What layer 2 systems do is they use the cheapest possible storage at layer 1, and avoid all computation costs at layer 1. You still end up paying for computation at layer 2, and even storage at layer 2.

For example, just storing data in a transaction costs 512 gas for 32 bytes, while storing the same in storage is 20000, a 20x difference which might increase further. Thus even if you need to pay for layer 1, there is plenty to do at layer 2 which will also require fees, and the total will easily be a lot less than what you would pay at layer 1 for the same amount of work.

To give a tangible example, below is the transaction cost for a general-purpose dApp using Coinweb’s batching of transactions. Some of these chains are yet to be connected to Coinweb. Please also remember that gas fees fluctuate and that cost per L1 tx may vary.

Is Coinweb Quantum Resistant?

  1. If a quantum attack on an underlying chain's consensus happens, then there can be a lot of reorganisations/slashing and general havoc. For Coinweb, when reorganisations increase, it means that the delay required to trust the data from shards that read from such a (broken) blockchain will have to increase (towards infinity), at which time it is unreachable for the rest of the coinweb shards. This means the shard(s) reading from the blockchain will sort-of will freeze until its consensus is sorted out, maybe forever, i.e. removal from the delay graph.
  2. For PoW blockchains like Bitcoin, even if the signature scheme is broken, the block building is actually quantum resistant as it is based on hashing. Bitcoin and similar will have to move to SHA2-512 which is a "trivial" change for block construction and merkelization. There is the potential for widespread spam on the chain, but the quantum attacks will (likely) focus on draining large wallets instead of saving $0.2 in fees. As long as block construction works, Coinweb will work.
  3. Coinweb itself is somewhat unique (?) in that it doesn't have any preferred signature mechanism. We currently use ECDSA which is not quantum resistant, but a User which is associated with holding a token amount is the combination of a signature-checking-smart-contract + raw bytes representing the pubkey. Thus in the tokenisation platform, for example, you can create a token where some tokens are protected by an ECDSA signature, another by a DAO, and a third by a quantum-resistant Lamport signature.

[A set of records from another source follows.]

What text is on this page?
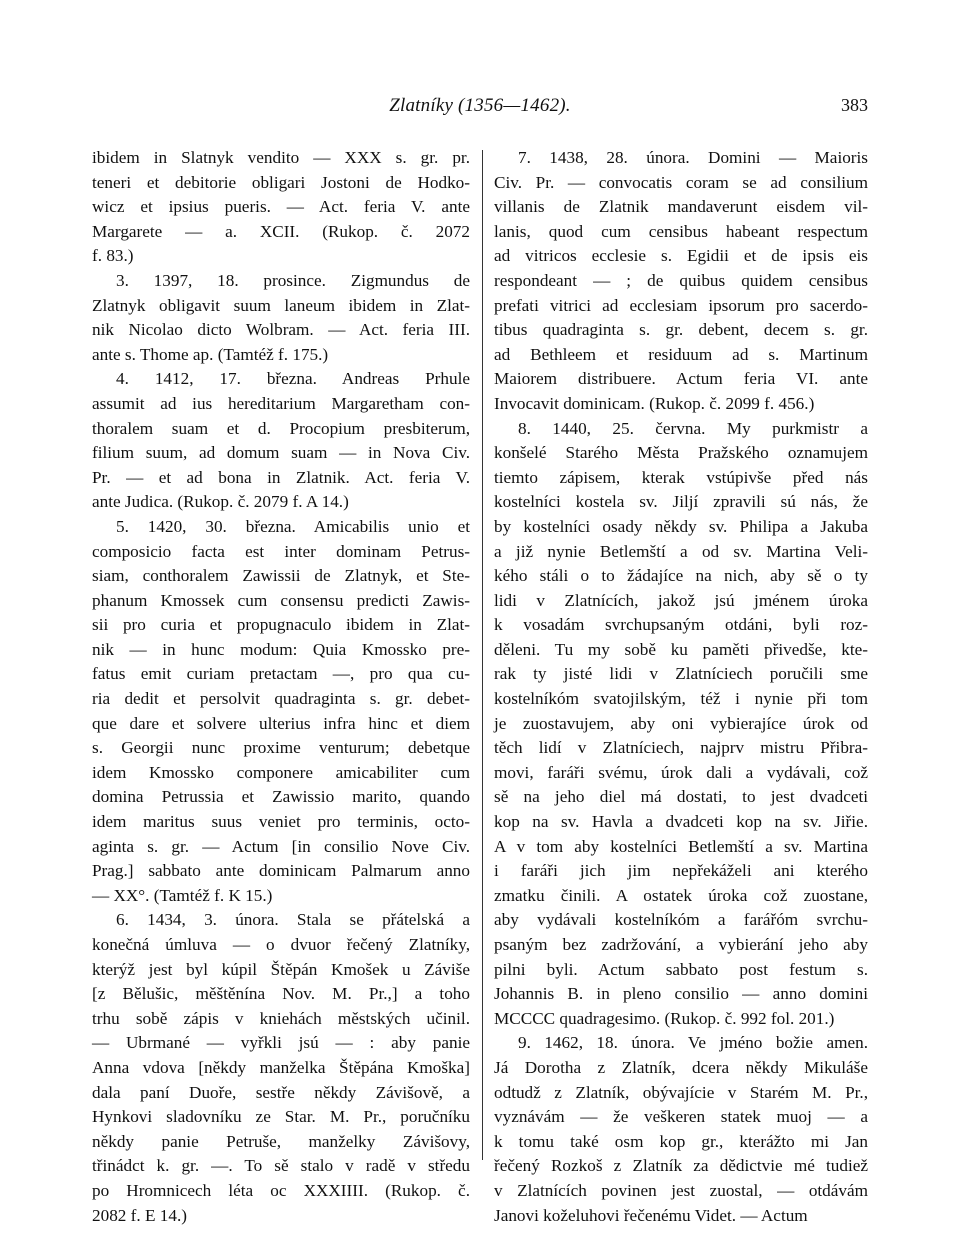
Zlatníky (1356—1462).	383
ibidem in Slatnyk vendito — XXX s. gr. pr.
teneri et debitorie obligari Jostoni de Hodko-
wicz et ipsius pueris. — Act. feria V. ante
Margarete — a. XCII. (Rukop. č. 2072
f. 83.)
3. 1397, 18. prosince. Zigmundus de
Zlatnyk obligavit suum laneum ibidem in Zlat-
nik Nicolao dicto Wolbram. — Act. feria III.
ante s. Thome ap. (Tamtéž f. 175.)
4. 1412, 17. března. Andreas Prhule
assumit ad ius hereditarium Margaretham con-
thoralem suam et d. Procopium presbiterum,
filium suum, ad domum suam — in Nova Civ.
Pr. — et ad bona in Zlatnik. Act. feria V.
ante Judica. (Rukop. č. 2079 f. A 14.)
5. 1420, 30. března. Amicabilis unio et
composicio facta est inter dominam Petrus-
siam, conthoralem Zawissii de Zlatnyk, et Ste-
phanum Kmossek cum consensu predicti Zawis-
sii pro curia et propugnaculo ibidem in Zlat-
nik — in hunc modum: Quia Kmossko pre-
fatus emit curiam pretactam —, pro qua cu-
ria dedit et persolvit quadraginta s. gr. debet-
que dare et solvere ulterius infra hinc et diem
s. Georgii nunc proxime venturum; debetque
idem Kmossko componere amicabiliter cum
domina Petrussia et Zawissio marito, quando
idem maritus suus veniet pro terminis, octo-
aginta s. gr. — Actum [in consilio Nove Civ.
Prag.] sabbato ante dominicam Palmarum anno
— XX°. (Tamtéž f. K 15.)
6. 1434, 3. února. Stala se přátelská a
konečná úmluva — o dvuor řečený Zlatníky,
kterýž jest byl kúpil Štěpán Kmošek u Záviše
[z Bělušic, měštěnína Nov. M. Pr.,] a toho
trhu sobě zápis v kniehách městských učinil.
— Ubrmané — vyřkli jsú — : aby panie
Anna vdova [někdy manželka Štěpána Kmoška]
dala paní Duoře, sestře někdy Závišově, a
Hynkovi sladovníku ze Star. M. Pr., poručníku
někdy panie Petruše, manželky Závišovy,
třinádct k. gr. —. To sě stalo v radě v středu
po Hromnicech léta oc XXXIIII. (Rukop. č.
2082 f. E 14.)
7. 1438, 28. února. Domini — Maioris
Civ. Pr. — convocatis coram se ad consilium
villanis de Zlatnik mandaverunt eisdem vil-
lanis, quod cum censibus habeant respectum
ad vitricos ecclesie s. Egidii et de ipsis eis
respondeant — ; de quibus quidem censibus
prefati vitrici ad ecclesiam ipsorum pro sacerdo-
tibus quadraginta s. gr. debent, decem s. gr.
ad Bethleem et residuum ad s. Martinum
Maiorem distribuere. Actum feria VI. ante
Invocavit dominicam. (Rukop. č. 2099 f. 456.)
8. 1440, 25. června. My purkmistr a
konšelé Starého Města Pražského oznamujem
tiemto zápisem, kterak vstúpivše před nás
kostelníci kostela sv. Jiljí zpravili sú nás, že
by kostelníci osady někdy sv. Philipa a Jakuba
a již nynie Betlemští a od sv. Martina Veli-
kého stáli o to žádajíce na nich, aby sě o ty
lidi v Zlatnících, jakož jsú jménem úroka
k vosadám svrchupsaným otdáni, byli roz-
děleni. Tu my sobě ku paměti přivedše, kte-
rak ty jisté lidi v Zlatníciech poručili sme
kostelníkóm svatojilským, též i nynie při tom
je zuostavujem, aby oni vybierajíce úrok od
těch lidí v Zlatníciech, najprv mistru Přibra-
movi, faráři svému, úrok dali a vydávali, což
sě na jeho diel má dostati, to jest dvadceti
kop na sv. Havla a dvadceti kop na sv. Jiřie.
A v tom aby kostelníci Betlemští a sv. Martina
i faráři jich jim nepřekáželi ani kterého
zmatku činili. A ostatek úroka což zuostane,
aby vydávali kostelníkóm a farářóm svrchu-
psaným bez zadržování, a vybierání jeho aby
pilni byli. Actum sabbato post festum s.
Johannis B. in pleno consilio — anno domini
MCCCC quadragesimo. (Rukop. č. 992 fol. 201.)
9. 1462, 18. února. Ve jméno božie amen.
Já Dorotha z Zlatník, dcera někdy Mikuláše
odtudž z Zlatník, obývajície v Starém M. Pr.,
vyznávám — že veškeren statek muoj — a
k tomu také osm kop gr., kterážto mi Jan
řečený Rozkoš z Zlatník za dědictvie mé tudiež
v Zlatnících povinen jest zuostal, — otdávám
Janovi koželuhovi řečenému Videt. — Actum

So all in all, Coinweb is not completely immune to the quantum computer armageddon, because the underlying blockchains are not, but we are almost as immune we can be while still embracing blockchains that are not quantum-resistant.

What are the USPs of Coinweb?

  1. Consensusless interoperability in L2 for unique consistent cross-chain operations
  2. Parallel execution layer on top of single chains and across multiple chains for unparalleled computational scaling
  3. Blockchain agnostic and distributed application layer allowing dApp traffic to be run on optimal combination of blockchains and enabling fail-safe mechanisms
  4. Unlimited transactional scaling across multiple blockchains
  5. Unique reactive smart contracts can monitor and react to L1 events on underlying blockchains giving full data availability and maximised value generation through autonomous onchain data aggregation, analytics and monetisation
  6. Massive cost savings and capacity increase by lowering L1 footprint with transaction batching and compression
  7. Frictionless user experience with true gas-fee abstraction for both L1 and L2 operations

Which chains does Coinweb currently support?

The L1 blockchains that Coinweb supports are the ones visible in the explorer. Adding additional Ethereum-like or Bitcion-like blockchains is straight forward.

Are Ethereum Layer-2 solutions like Optimism, Arbitrum, and other rollups considered "L1 blockchains" with their own Coinweb shards?

Yes, in the Coinweb documentation, all real L1 blockchains as well as L2 rollups are referred to as L1 blockchains to simplify the exposition in the documentation.